Tip #29: If It's Good Enough for Warren Buffet

Kitty Felde

Gordon Korman

Writer Gordon Korman turned a class assignment into a career.

Gordon says his middle school ran out of English teachers. So they sent in the track and field coach. The coach knew all about calf cramps, but had no clue about teaching reading and writing and literature.

Perhaps in desperation, Coach turned to the class and said, "Okay. Work on whatever you want for the rest of the year."

This was in February. That meant Gordon and his classmates had five months of unstructured time. And it was there, in that middle school classroom, that Gordon Korman wrote his first book, "This Can't Be Happening in Macdonald Hall."
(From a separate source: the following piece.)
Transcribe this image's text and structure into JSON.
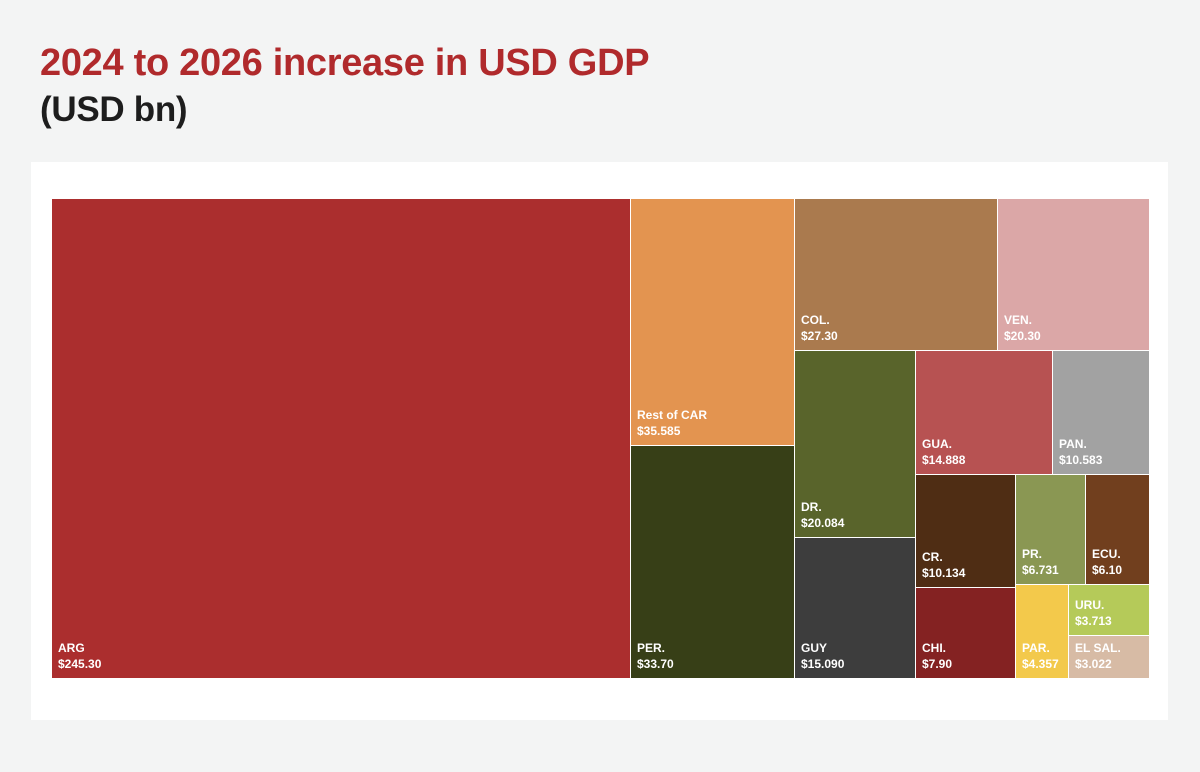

Not every middle schooler will go on to have a 40 year career as a New York Times best-selling author. But as noted in Psychology Today, some of the most successful folks in business have found writing to be an important part of their success:

  • Warren Buffet says writing helps him refine his thoughts 
  • Richard Branson says his most essential possession is a standard-sized school notebook which he uses for regular writing
  • Bill Gates says writing lets him sit down and re-evaluate his thoughts during the day

Writing has a much more direct effect on reading. An article in K12 Reader notes that writing helps a student "analyze the pieces that they read." Writing helps a student "language, text structure or content to better understand a professional author’s construction of his or her texts." In other words, the action of putting sentences together on the page helps a young reader understand the rules of written communication.

So maybe hand that reluctant reader a blank book next time and ask them to tell YOU a story.

You can hear more from Gordon Korman on this episode of his book UNGIFTED.

Tip #24: A Resolution to Read

Kitty Felde

Wouldn't it be nice to simply create everybody else's New Years Resolutions instead of trying to follow your own? Can't I just outsource my desire to lose ten pounds? Why is creating a new habit so darned hard? 

I spotted an interview with National Medal of Science winner and MIT Professor Ann Graybiel that helps explain the science of creating habits - both good and bad. 

Graybiel says we learn new behaviors in a package - a ritual that includes beginning and ending markers. This is basically so that our lazy brains can stop thinking about the details of an action over and over again. (This is why I can't keep that box of Sees candy around: if I see it, my brain automatically tells me to go have three or four pieces...)

But markers can help create good habits as well. Like reading. 

If you want your kids to read more in the new year, create the ritual. That means:

  • Pick a regular time of day when you and your kids will read together*. This can be at breakfast, dinner, before bed, whatever fits into your schedule
  • Set aside a sacred, silent 20 minutes when phones are in another room, the TV is off, all music is put on pause
  • Keep the books or magazines you'll be reading in the same place, ready to pick up where you left off last time
  • Set a timer for 20 minutes
  • GO!
  • When the timer goes off, take one more minute to tell each other ONE thing from your book or magazine - the best line, the funniest joke, the wierdest bit of fact
  • Keep going all month!
  • And by the way, if 20 minutes is way too short for you, take a look at a habit created by a Los Angeles family

*Why read together? That same Forbes article cites no less than Warren Buffett who says it's all about the mentoring: copying the behavior traits of people you admire. If you want them to read, let them see you reading.